OSM has always had, still has and likely will have, sloppy mapping.  Sure, let’s do what we can to tighten this up both in the present and future.  But let us NOT include as a strategy to do so “if we’ve never seen these sorts of data before, you may NOT bring them into our map.”  That’s the quickest death-knell that could possibly happen to our map, snuffing out novelty, freshness and creativity as certain as swallowing a suicide pill.

> In my opinion, "layer thinking" means giving up on the shared stewardship of the map, and allows everyone to dump their garbage into OSM with an excuse of "you can switch that layer off if you do not like it". I think it would be detrimental to OSM.
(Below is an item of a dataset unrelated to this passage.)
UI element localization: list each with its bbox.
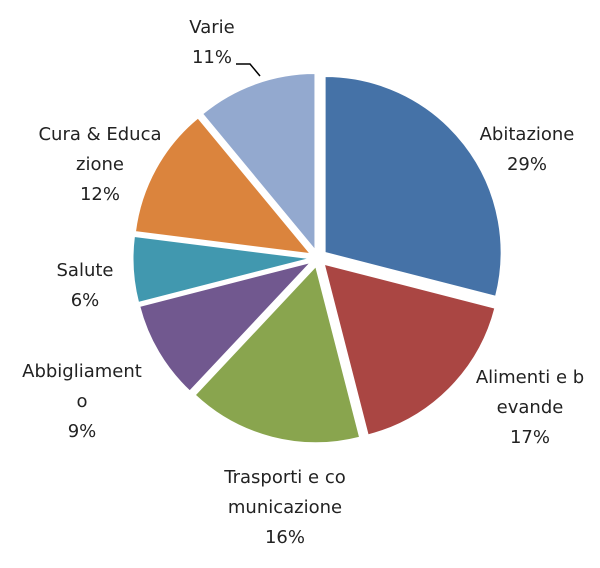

There are balances to be struck here.  Obviously, I’m on one side of the spectrum that is “open” (hm, that’s our first name!) and some are more on the side of “OSM’s data fabric is not a garbage dump.”  If one's ability to “filter layers” were to evolve (rapidly?) to help us (quickly?) show us a new tag we might coin or add, that would be technical efforts very well spent, in my opinion.  In the eruv example, if I (with some additional magic and software support better built into OSM’s smarts and offerings) could suddenly show me (render) an eruv that a weeknight workshop was working to map in an urban area, quickly whipping up a partial- then completed version of our construction, that could also serve as a “final product” as “the map” (of the eruv we worked on).  Even better, it would allow the more mainstream renderers to “ignore” the display of an eruv (as they always have, until the proper tags were coined) and all that would be required is to “mentally ignore” the data that make up the eruv for other mappers in the same area.  It is this latter necessity that I think gives rise to the characterization of “I don’t want to see eruv data in my neighborhood, that feels like garbage data” (and I don’t wish to put words into anybody’s mouth with this specific example) and that is a concern, obviously.  So I don’t know how to “fully solve” that as I imagine in this thought exercise.  But surely, being “more inclusive” towards data entering OSM should guide us before being “more exclusive” should.  Right?

To be clear, there aren’t particulars of “wholly right” or “wholly wrong" here, we’re having a discussion.  I have no hostility towards any particular view.

Apologies for the length, though this is a deep(er) discussion.  Thank you for reading.